The decision of the court to take jurisdiction nevertheless, raises another troubling issue. If the Commissioner is correct, as the court apparently thinks, the board must be seen as simply an extension of the Commissioner’s policy-making authority and thus not independent. If this is so, the standard by which this court reviews decisions of the board is questionable. It is now the practice, dubious from the start, to review the board under the same standard as we review a district court. In re King, 801 F.2d at 1326, 231 USPQ at 138. Questions of law are reviewed de novo, while findings of fact are examined to determine whether they are clearly erroneous. E.g., In re McCarthy, 763 F.2d at 412, 226 USPQ at 100(obviousness is reviewed for legal correctness without deference to the board’s determinations); In re Bond, 910 F.2d at 833, 15 USPQ2d at 1567 (anticipation is a question of fact for the board reviewed under the clearly erroneous standard). But if the board is simply implementing policy set out by the Commissioner, its decisions cannot be considered “legal” but must be subject to review as statements of agency policy. How such agency policy decisions 1577*1577 are to be reviewed is not uniformly agreed upon by the courts; some review them for abuse of discretion, some for whether they are arbitrary and capricious, and some virtually refuse to review them at all. Regardless of which of these standards would be most appropriate, it at least may be said that the standard of review applied by this court to the board should include a good deal more deference than has been applied heretofore. Our practice is inconsistent with our review of agency boards of contract appeals. Those boards are “independent” of their agencies, and yet the Contract Disputes Act directs that their fact finding be reviewed under the deferential “substantial evidence” standard. See 41 U.S.C. § 609(b) (1988); Triax-Pacific v. Stone, 958 F.2d 351, 353 (Fed.Cir.1992). If the court is correct that the patent appeals board is less “independent” and makes policy-based decisions, then arguably it should be reviewed more deferentially than contract appeals boards, not less so, as now.

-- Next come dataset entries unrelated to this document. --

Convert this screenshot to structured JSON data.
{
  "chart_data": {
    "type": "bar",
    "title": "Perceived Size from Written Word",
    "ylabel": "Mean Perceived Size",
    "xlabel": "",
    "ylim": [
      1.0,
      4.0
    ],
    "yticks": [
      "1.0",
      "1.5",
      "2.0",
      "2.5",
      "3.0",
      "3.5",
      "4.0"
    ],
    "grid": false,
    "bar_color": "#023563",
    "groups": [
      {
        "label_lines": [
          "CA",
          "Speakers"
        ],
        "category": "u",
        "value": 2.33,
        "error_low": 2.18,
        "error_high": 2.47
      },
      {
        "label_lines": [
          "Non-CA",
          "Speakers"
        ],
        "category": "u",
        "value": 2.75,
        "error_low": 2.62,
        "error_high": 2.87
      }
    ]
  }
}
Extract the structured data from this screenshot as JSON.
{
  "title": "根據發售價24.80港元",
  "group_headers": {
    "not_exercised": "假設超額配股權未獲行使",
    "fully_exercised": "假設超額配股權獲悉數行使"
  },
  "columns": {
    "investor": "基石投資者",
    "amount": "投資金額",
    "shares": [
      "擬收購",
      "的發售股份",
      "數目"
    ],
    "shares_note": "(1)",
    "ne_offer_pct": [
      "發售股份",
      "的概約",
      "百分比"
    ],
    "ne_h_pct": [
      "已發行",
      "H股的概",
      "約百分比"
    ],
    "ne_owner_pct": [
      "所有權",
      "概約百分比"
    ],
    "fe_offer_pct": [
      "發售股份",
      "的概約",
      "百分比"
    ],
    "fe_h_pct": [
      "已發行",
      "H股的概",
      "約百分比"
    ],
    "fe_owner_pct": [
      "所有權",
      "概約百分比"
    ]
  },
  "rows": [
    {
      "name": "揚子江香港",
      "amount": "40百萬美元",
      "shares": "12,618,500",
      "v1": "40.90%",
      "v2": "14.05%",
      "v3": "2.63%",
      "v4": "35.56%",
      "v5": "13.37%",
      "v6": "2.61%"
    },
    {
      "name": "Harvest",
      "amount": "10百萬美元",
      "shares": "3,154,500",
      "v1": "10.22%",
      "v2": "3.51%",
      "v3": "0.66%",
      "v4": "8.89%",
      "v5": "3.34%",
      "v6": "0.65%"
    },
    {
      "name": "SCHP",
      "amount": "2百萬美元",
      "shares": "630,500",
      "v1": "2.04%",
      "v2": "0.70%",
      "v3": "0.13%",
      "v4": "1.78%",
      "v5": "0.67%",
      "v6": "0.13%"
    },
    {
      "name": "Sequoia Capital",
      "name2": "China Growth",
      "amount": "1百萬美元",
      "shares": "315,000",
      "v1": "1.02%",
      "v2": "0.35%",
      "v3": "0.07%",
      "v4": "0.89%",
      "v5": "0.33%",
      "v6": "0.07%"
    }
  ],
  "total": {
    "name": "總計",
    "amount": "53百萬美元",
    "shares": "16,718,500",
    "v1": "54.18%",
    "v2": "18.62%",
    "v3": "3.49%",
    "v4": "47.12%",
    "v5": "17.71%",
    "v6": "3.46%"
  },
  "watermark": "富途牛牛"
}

The court seems inclined to let this matter slide, but I believe the decision today upholding jurisdiction puts the issue squarely before us, and the ramifications of that decision should not go quietly unnoticed. We should not pretend we are reviewing judicial decisions if they are really nothing more than policy actions. Even on a more deferential standard of review, however, I would still hold the Commissioner’s manipulation of the board illegal.